Tuscan Traveler

Tuscan Traveler’s Tales – Italy’s 150th Anniversary, Garibaldi & Lincoln

Giuseppe Garibaldi resigned his commission of leader of the army of Unification (I Mille) on September 18, 1860 and retired to his home on the island of Caprera off the coast of Sardinia. He was 53  years old and recovering from a battle wound.

In 1861, at the outbreak of the American Civil War, Garibaldi was approached by a representative of the United States Government, reportedly on behalf of President Abraham Lincoln. The Union Army was in disarray and Lincoln was unhappy with those in command. He needed a proven military leader.

1860 Garibaldi fights for Italy's unity

As Herbert Mitgang wrote in his fascinating and very detailed article in American Heritage Magazine (October 1975):

“The offer came at a moment in Garibaldi’s life when he lived in semi-exile—too little of a politician to scheme for personal advancement, too much of a national idol to be put behind bars on the Italian mainland. The hero of the movement for a unified Italy, he had led a spectacularly successful revolt against a reactionary regime in Sicily and in Naples—the so-called Two Sicilies—in 1860, but now he was in temporary retirement.

On lonely Caprera, a wild, rocky island covered with juniper and myrtle and stunted olive trees, below La Maddalena off the northeastern corner of Sardinia, Garibaldi tended his vines and figs, built stone walls to fence in his goats, and looked out to the sea, dreaming. The conqueror of the kingdom of the Two Sicilies, in gray trousers and slouch hat, his red shirt and poncho flapping in the wind, refused all titles and honors for himself and sought only lenience for his followers. “How men are treated like oranges—squeezed dry and then cast aside!” he said.

He had wanted to march on Rome, against the “myrmidons of Napoleon in,” supposedly there to protect the pope, and defeat the Bourbon troops. But Victor Emmanuel II, king of Sardinia and now of Sicily and Naples as well, decided that French help was needed to complete unification of Italy and called off Garibaldi’s advance. Going back to Caprera, Garibaldi leaned against the steamer rail and said to his legion of Red Shirts: “Addio—a Roma!”

Abraham Lincoln’s Offer

Through the letter, dated July 17, 1861,  from Secretary of State William H. Seward to H.S. Sanford, the U.S. Minister in Brussels, Garibaldi was offered a Major General’s commission in the U.S. Army.

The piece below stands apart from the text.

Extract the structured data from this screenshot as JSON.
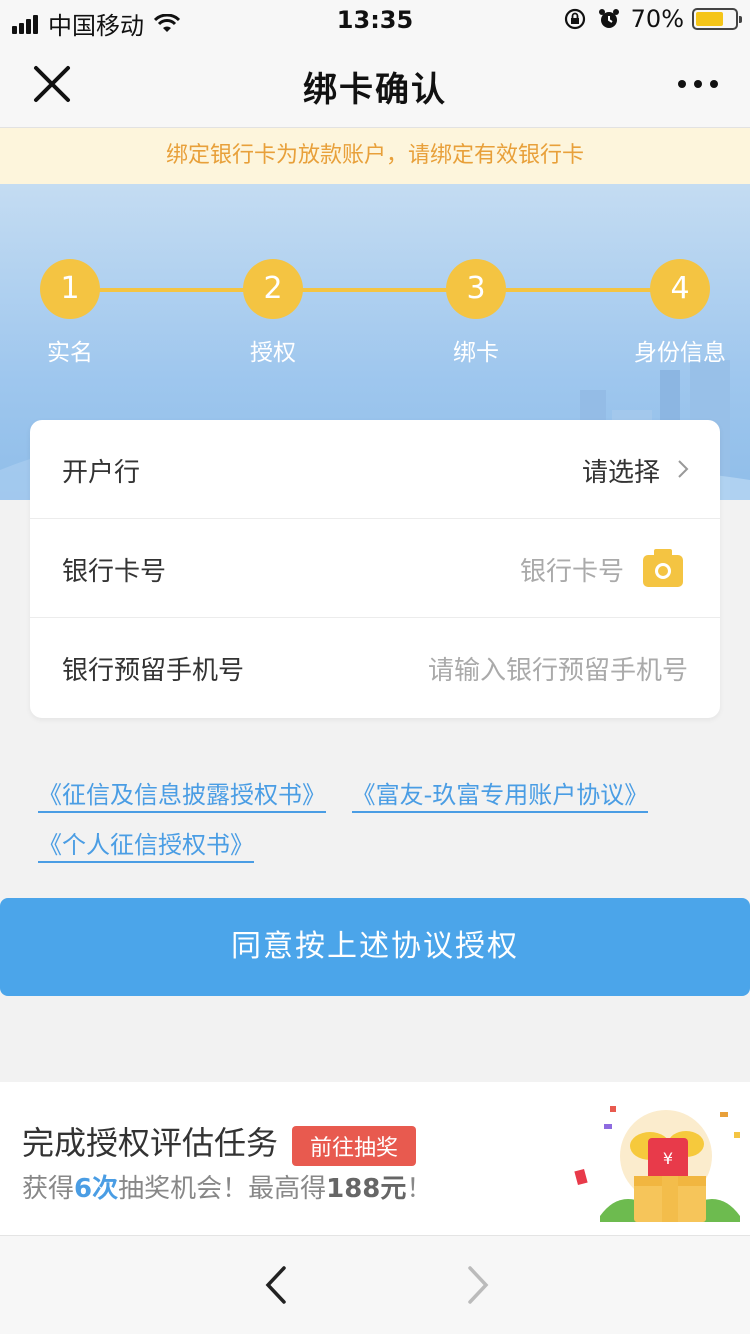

1866 Garibaldi leads Italy against Austria

On September 18, 1861, Sanford sent the following reply to Seward:

“He [Garibaldi] said that the only way in which he could render service, as he ardently desired to do, to the cause of the United States, was as Commander-in-chief of its forces, that he would only go as such, and with the additional contingent power – to be governed by events – of declaring the abolition of slavery; that he would be of little use without the first, and without the second it would appear like a civil war in which the world at large could have little interest or sympathy.”

In other words, according to Italian historian Petacco, “Garibaldi was ready to accept Lincoln’s offer but on one condition: that the war’s objective be declared as the abolition of slavery. But at that stage Lincoln was unwilling to make such a statement lest he worsen an agricultural crisis.”

Although President Lincoln did not have Garibaldi leading his troops, he did have Union soldiers trained by Garibaldi. The “Garibaldi Guard” was the nickname given to the 39th New York Volunteer Infantry Regiment that fought in the American Civil War. Many of the regiment’s members were Italian Americans who had served under Garibaldi in Italy.

Lincoln reviews the 39th New York Volunteer Infantry Regiment- the Garibaldi Guard

Garibaldi never joined the Union Army, but he kept track of the American Civil War’s progress. In August 6, 1863, still unhappy with the political outcome of Italy’s Unification, he wrote directly to President Lincoln.

In the midst of your titanic struggle, permit me, as another among the free children of Columbus, to send you a word of greeting and admiration for the great work you have begun. Posterity will call you the great emancipator, a more enviable title than any crown could be, and greater than any merely mundane treasure, You are a true heir of the teaching given us by Christ and by John Brown. If an entire race of human beings, subjugated into slavery by human egoism, has been restored to human dignity, to civilization and human love, this is by your doing and at the price of the most noble lives in America.

It is America, the same country which taught liberty to our forefathers, which now opens another solemn epoch of human progress. And while your tremendous courage astonishes the world, we are sadly reminded how this old Europe, which also can boast a great cause of liberty to fight for, has not found the mind or heart to equal you.

Giuseppe Garibaldi, Scritti politici e militari, ed. Domenico Ciàmpoli, Rome 1907

If Abraham Lincoln had been able to obtain the services of the brilliant Giuseppe Garibaldi, the American Civil War may have ended in short order. As it was, for his military expeditions in South America and Europe (Italy, Austria and France), Garibaldi is known as the “Hero of Two Worlds”.